In conclusion, a 1-h downhill running exercise led to a prolonged increase in knee extensor muscle soreness, reduced knee extensor isometric strength, as well as the decreased upper limb elbow flexor muscles’ resting twitch force. Isometric strength and the neural factors (VA and muscle excitation) of the upper elbow flexor muscles were not altered. These findings suggest that, even though the upper limb muscles are less active during the prolonged downhill run, peripheral changes in these remote muscles can still be observed. Given that the subjects in the current study may slightly be more trained and active than average individuals, future studies should try to explore whether peripheral changes in the remote muscle groups would be magnified, if using less active or sedentary populations.

Submission statement

The work described above has not been published previously, that it is not under consideration for publication elsewhere, that its publication is approved by all authors and tacitly or explicitly by the responsible authorities where the work was carried out, and that, if accepted, it will not be published elsewhere including electronically in the same form, in English or in any other language, without the written consent of the copyright-holder.

Authors’ contributions

XY and RJB contributed to the design of the work; XY, RJB, WMM, SJ, and JSS contributed to the acquisition, analysis, and interpretation of data; XY, RJB, WMM, SJ, and JSS contributed to the draft of the work and revised it critically for important intellectual content; XY, RJB, WMM, SJ, and JSS approved the version to be submitted, and agreed to be accountable for all aspects of the work in ensuring that the questions related to the accuracy or integrity of any part of the work are appropriately investigated and resolved.

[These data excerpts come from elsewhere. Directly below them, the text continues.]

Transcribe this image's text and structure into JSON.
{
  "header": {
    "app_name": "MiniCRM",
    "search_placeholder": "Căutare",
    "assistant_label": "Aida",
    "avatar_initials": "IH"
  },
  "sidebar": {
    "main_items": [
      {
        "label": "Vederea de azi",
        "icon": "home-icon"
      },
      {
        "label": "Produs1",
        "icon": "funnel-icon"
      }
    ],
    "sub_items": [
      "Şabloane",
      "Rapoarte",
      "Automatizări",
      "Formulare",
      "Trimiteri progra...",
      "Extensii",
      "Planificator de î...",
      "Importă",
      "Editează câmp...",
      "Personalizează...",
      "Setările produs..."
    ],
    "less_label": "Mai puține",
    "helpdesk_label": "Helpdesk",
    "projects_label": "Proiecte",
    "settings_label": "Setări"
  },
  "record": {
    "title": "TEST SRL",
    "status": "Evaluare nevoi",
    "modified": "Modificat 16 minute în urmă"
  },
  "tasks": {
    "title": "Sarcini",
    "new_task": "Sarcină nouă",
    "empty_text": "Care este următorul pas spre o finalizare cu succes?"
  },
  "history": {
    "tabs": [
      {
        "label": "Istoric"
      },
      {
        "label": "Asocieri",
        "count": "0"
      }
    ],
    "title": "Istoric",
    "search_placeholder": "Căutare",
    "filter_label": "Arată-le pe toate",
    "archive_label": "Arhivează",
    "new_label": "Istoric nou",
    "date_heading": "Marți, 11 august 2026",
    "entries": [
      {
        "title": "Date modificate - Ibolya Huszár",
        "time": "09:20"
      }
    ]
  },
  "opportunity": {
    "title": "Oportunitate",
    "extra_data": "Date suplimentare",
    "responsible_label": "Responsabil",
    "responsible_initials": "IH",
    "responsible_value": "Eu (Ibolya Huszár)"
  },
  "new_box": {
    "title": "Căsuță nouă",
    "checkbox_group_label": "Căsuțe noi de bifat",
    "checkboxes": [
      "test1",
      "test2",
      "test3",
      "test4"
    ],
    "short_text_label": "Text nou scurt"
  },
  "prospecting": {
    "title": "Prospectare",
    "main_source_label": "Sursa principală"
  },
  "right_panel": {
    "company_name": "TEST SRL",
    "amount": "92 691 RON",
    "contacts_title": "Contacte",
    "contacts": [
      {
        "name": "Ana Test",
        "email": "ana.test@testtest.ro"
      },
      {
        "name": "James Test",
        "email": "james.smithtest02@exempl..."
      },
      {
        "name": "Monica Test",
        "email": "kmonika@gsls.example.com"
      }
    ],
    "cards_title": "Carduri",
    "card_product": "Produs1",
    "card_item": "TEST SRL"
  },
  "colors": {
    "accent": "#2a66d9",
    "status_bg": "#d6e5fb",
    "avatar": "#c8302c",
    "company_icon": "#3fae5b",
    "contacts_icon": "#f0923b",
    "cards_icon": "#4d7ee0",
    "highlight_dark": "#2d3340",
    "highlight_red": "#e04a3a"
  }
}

Ethical approval statement

All experimental procedures in this project were in accordance with the ethical standards of 1964 Helsinki declaration and its later amendments or comparable ethical standards and were approved by the University of Mississippi Institutional Review Board (IRB Protocol #: 19-106). After each participant was given an explanation of the study, written informed consent was collected.

Conflict of interest

This research did not receive any specific grant from funding agencies in the public, commercial, or not-for-profit sectors. There were no conflicts of interest declared from authors for the completion of this project and manuscript.